Capítulo 9 – O Fator Black

O fator black tem origem na música da banda norte-americana Pearl Jam, escrita por Eddie Vedder e Stone Gossard:

“All the love gone bad, turned my world to black, tattooed all I see, all that I am, all I’ll be. I know someday you’ll have a beautiful life, I know you’ll be a star in somebody else’s sky, but why can’t it be mine?”
Todo o amor ficou mal, tornou meu mundo negro, manchou tudo que eu vejo, tudo que eu sou, tudo que serei. Eu sei que um dia você terá uma bela vida, eu sei que você será uma estrela no céu de outra pessoa, mas por que não pode ser no meu?

“Black” (Pearl Jam) – do álbum “Ten”

O creep sempre soube que não tinha chances, mas no fundo ele sempre tem uma esperança, por menor que seja, ou não estaria insistindo tanto – por favor, não pense que o creep é um indivíduo estúpido. Afinal, seria muito fácil pedestalizar a Angelina Jolie, mas quem em sã consciência acharia que tem alguma chance na concorrência com o Brad Pitt? Ou vice-versa, no caso de você ser mulher.

Mas eis que o mundo cruel resolve lhe mostrar que suas chances são menores do que ele imagina. Isso pode acontecer de diversas formas: desde uma pequena indireta até um fora completo, daqueles em que o pedestal afirma: “nem que você fosse a última pessoa da face da Terra!”. Entre um e outro extremo, temos vários outros tipos de black: o creep vê o pedestal acompanhado de outra pessoa, ou o creep descobre que o seu pedestal também é creep, e pedestaliza outro alguém, formando o que podemos chamar de uma “cadeia pedestáltica”.

A intensidade do black é proporcional à altura do pedestal. Nós só notamos a potência do nosso pedestaltismo quando nos deparamos com um fator black.

Seja qual for o black, seguindo os versos da música, o amor se torna algo maléfico, transforma seu mundo em algo negro, marca toda a sua vida. Apesar de derrotado e humilhado, o creep ainda mantem seu respeito e sua idolatria pelo pedestal. Ele quer que o pedestal tenha uma bela vida, mesmo que seja como uma estrela no céu de outra pessoa.

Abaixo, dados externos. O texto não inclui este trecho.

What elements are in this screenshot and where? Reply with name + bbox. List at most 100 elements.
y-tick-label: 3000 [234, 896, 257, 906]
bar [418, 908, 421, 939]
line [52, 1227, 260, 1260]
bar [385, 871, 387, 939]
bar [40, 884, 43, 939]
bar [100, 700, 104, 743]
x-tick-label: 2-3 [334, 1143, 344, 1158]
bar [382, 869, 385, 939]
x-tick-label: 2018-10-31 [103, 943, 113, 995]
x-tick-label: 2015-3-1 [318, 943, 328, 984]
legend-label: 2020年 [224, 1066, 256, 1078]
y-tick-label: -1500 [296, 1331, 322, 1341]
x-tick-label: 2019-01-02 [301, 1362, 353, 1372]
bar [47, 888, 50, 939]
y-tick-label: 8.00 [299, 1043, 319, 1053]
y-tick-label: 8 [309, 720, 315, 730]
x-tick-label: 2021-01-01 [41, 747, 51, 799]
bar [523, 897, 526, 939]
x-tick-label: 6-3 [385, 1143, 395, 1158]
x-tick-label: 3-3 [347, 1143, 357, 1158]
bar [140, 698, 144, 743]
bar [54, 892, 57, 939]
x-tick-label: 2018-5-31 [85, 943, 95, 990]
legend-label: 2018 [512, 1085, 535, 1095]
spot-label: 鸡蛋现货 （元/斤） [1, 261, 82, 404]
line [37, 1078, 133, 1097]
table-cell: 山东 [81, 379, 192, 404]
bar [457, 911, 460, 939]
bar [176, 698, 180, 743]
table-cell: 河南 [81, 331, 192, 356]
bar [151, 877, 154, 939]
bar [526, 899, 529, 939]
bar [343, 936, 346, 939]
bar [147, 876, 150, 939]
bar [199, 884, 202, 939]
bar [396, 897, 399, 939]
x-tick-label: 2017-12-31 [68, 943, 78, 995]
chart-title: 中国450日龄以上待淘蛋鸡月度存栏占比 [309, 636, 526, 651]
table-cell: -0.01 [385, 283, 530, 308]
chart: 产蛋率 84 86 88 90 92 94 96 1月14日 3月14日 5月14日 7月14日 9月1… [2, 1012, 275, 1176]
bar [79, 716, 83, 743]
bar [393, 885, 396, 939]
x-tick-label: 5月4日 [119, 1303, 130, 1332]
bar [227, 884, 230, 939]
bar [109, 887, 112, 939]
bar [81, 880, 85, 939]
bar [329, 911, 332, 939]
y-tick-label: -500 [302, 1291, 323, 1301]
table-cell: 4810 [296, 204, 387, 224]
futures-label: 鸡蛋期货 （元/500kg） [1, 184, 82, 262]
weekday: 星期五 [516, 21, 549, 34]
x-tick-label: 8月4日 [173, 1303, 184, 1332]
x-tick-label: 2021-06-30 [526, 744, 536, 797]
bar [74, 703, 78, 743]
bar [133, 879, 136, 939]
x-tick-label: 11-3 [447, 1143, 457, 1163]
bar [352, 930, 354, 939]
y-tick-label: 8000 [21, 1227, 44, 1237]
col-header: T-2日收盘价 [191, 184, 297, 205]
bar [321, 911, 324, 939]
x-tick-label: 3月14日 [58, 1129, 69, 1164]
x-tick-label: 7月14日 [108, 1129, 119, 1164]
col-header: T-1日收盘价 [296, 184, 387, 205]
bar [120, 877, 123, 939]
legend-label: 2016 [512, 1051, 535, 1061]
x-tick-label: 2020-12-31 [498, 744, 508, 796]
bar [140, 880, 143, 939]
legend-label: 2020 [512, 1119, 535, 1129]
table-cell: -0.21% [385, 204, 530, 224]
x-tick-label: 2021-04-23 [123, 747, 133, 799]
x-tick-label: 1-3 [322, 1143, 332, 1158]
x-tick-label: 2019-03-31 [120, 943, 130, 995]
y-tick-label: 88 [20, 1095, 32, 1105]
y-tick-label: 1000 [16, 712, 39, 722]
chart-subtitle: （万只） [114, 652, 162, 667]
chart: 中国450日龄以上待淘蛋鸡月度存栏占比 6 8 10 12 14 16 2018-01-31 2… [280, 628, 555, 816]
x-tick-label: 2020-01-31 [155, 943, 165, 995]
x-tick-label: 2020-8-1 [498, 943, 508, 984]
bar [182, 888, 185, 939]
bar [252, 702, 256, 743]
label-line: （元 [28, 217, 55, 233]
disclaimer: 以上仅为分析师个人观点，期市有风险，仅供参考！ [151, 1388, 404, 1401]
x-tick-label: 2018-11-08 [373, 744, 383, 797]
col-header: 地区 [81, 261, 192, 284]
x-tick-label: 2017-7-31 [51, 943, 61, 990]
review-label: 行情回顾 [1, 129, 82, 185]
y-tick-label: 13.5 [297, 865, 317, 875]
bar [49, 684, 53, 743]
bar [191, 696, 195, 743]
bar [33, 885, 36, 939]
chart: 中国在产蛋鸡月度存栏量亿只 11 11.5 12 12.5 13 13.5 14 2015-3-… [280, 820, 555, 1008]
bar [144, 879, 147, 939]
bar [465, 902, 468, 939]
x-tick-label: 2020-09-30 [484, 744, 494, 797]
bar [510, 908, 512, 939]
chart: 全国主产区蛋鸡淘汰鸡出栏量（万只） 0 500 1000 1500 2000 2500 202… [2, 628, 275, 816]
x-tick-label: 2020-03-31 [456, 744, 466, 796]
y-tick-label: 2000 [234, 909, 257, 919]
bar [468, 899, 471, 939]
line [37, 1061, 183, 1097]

Indignado, pergunta ao pedestal, a Deus ou a quem quer que seja, por que não pode ser no seu próprio céu. Por que o Universo não pode conspirar a seu favor, pelo menos uma vez? Por que o maldito cupido não acertou a flecha também no seu pedestal? Por que sempre tem que chover nele? Por quê?

O black revela ao creep que ele jamais vai ultrapassar aquele limite entre a amizade e o amor correspondido. O pedestal é capaz de deixar o creep se aproximar, entrar em sua casa, abrir a geladeira, brincar com o cachorro, mas jamais deixará que ele invada o seu “jardim secreto”, descrito na música de Bruce Springsteen:

“She’ll let you in her house if you come knockin’ late at night, she’ll let you in her mouth if the words you say are right. If you pay the price, she’ll let you deep inside, but there’s a secret garden she hides.(…) She’ll look at you and smile and her eyes will say she’s got a secret garden, where everything you want, where everything you need will always stay a million miles away.”
Ela vai deixar você entrar em sua casa se você bater tarde da noite, ela vai deixar você entrar em sua boca se você disser as palavras certas. Se você pagar o preço, ela vai deixar você ir fundo, mas há um jardim secreto que ela esconde. (…) Ela vai olhar para você e sorrir e seus olhos irão dizer que ela tem um jardim secreto onde tudo que você quer, onde tudo que você precisa estará sempre a milhas de distância.

“Secret Garden” (Bruce Springsteen) – do álbum “Greatest Hits”

O “jardim secreto” resume tudo o que o creep mais deseja na vida. Tudo que ele quer e precisa é aquilo que o pedestal jamais lhe dará.